Bridgeport Mayor Bill Finch (at right) walks with Connecticut AARP State Director Nora Duncan observing conditions on East Main Street in Bridgeport, Conn. Walking behind them are AARP volunteer Mike Klein, Bridgeport City Councilwoman Lydia Martinez, and Bridgeport Director of Social Services Iris Molina.

Bridgeport Mayor Bill Finch (at right) observes conditions on East Main Street with with Connecticut AARP State Director Nora Duncan. Walking behind them are (from right) AARP volunteer Mike Klein, Bridgeport City Councilwoman Lydia Martinez, and Bridgeport Director of Social Services Iris Molina. | Photo: TSTC

Yesterday, Bridgeport Mayor Bill Finch, City Councilwoman Lydia Martinez, and Director of Social Services Iris Molina joined AARP volunteers and Tri-State Transportation Campaign staff to examine pedestrian conditions on a half-mile stretch of East Main Street between Crescent Avenue and Stillman Avenue.

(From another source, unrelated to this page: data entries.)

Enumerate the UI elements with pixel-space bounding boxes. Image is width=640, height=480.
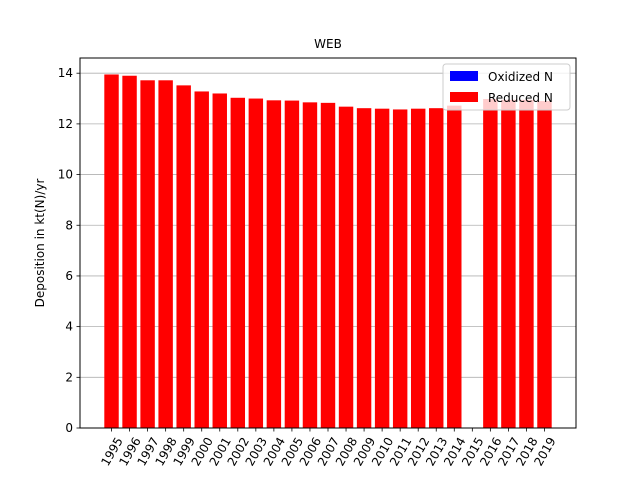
bar-reduced-n-2014 [447, 105, 462, 429]
bar-reduced-n-2007 [320, 102, 336, 428]
bar-reduced-n-2019 [537, 101, 552, 429]
bar-reduced-n-2002 [230, 97, 246, 429]
y-axis-ticks: 0 2 4 6 8 10 12 14 [58, 66, 80, 435]
y-tick-label: 0 [65, 421, 73, 435]
legend-swatch [450, 92, 478, 102]
bar-reduced-n-2009 [356, 108, 372, 428]
bar-reduced-n-1996 [122, 75, 137, 429]
y-axis-label: Deposition in kt(N)/yr [33, 179, 47, 308]
bar-reduced-n-2005 [284, 100, 300, 428]
chart-title: WEB [314, 37, 342, 51]
bar-reduced-n-2013 [429, 108, 444, 428]
legend: Oxidized N Reduced N [442, 63, 571, 111]
y-tick-label: 6 [65, 269, 73, 283]
y-tick-label: 10 [58, 168, 73, 182]
y-tick-label: 4 [65, 320, 73, 334]
bar-reduced-n-2006 [302, 102, 318, 429]
legend-label: Oxidized N [488, 70, 553, 84]
bar-reduced-n-1999 [176, 85, 191, 428]
bar-reduced-n-2003 [248, 98, 264, 428]
bar-reduced-n-2011 [392, 109, 408, 429]
bar-reduced-n-2018 [519, 99, 534, 429]
y-tick-label: 8 [65, 218, 73, 232]
bar-reduced-n-1997 [140, 80, 155, 429]
bar-reduced-n-2016 [483, 99, 498, 428]
bar-reduced-n-2000 [194, 91, 209, 428]
bar-reduced-n-2004 [266, 100, 282, 429]
bar-reduced-n-2008 [338, 106, 354, 428]
bar-reduced-n-2010 [374, 108, 390, 428]
y-tick-label: 12 [58, 117, 73, 131]
legend-label: Reduced N [488, 91, 553, 105]
bar-reduced-n-1995 [104, 74, 119, 429]
y-tick-label: 2 [65, 370, 73, 384]
y-tick-label: 14 [58, 66, 73, 80]
bars-group [104, 74, 552, 429]
legend-swatch [450, 71, 478, 81]
bar-reduced-n-2017 [501, 99, 516, 429]
bar-reduced-n-1998 [158, 80, 173, 429]
bar-reduced-n-2001 [212, 93, 227, 428]
x-axis-ticks: 1995199619971998199920002001200220032004… [98, 428, 559, 468]
bar-reduced-n-2012 [410, 108, 426, 428]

Volunteers used an AARP-provided survey to note intersection and sidewalk conditions, driver behavior, the comfort and appeal of the corridor and any safety issues they encountered. The corridor includes the East Side Senior Center and a planned senior center on Barnum Avenue, as well as a Greater Bridgeport Transit bus route (Route 9) and several small businesses. It is also just north of the planned Steel Point redevelopment project.

Before joining volunteers to walk part of the corridor, Mayor Finch told them the City “would like to have fewer cars” on the streets and create an atmosphere where “you can park your car in a lot or park your car on the street and walk.” He expressed hope that Bridgeport could experiment with inexpensive, quick traffic calming measures that would make it safer to cross the street, as has been done in other cities. Finch also touted BConnected [B stands for Bridgeport], a smartphone application that residents can use to report problems to the city. (Service requests can also be entered from a computer.) TSTC staff reported several concerns via the app during the course of the audit.

Volunteers had no trouble identifying areas that needed improvement, including faded crosswalks, not enough places to cross East Main Street, and a lack of amenities like benches and bus shelters. The roads and sidewalks flanking the viaduct that carries the New Haven Line over East Main was a particularly problematic area.

Pedestrian conditions near the viaduct which carries the New Haven Line over E. Main St are particularly poor.

Pedestrian conditions near the viaduct which carries the New Haven Line over E. Main St are in particular need of improvements. Volunteers cited a lack of crosswalks and pedestrian signals, poor sidewalk conditions under the viaduct, and a lack of lighting. | Photo: TSTC

Volunteers described their findings at a wrap-up session at the City’s Department of Health and Social Services building. AARP and Tri-State will compile the findings of the walk into a report, which will be shared with the City and used as an outreach tool to build local support for better walking conditions.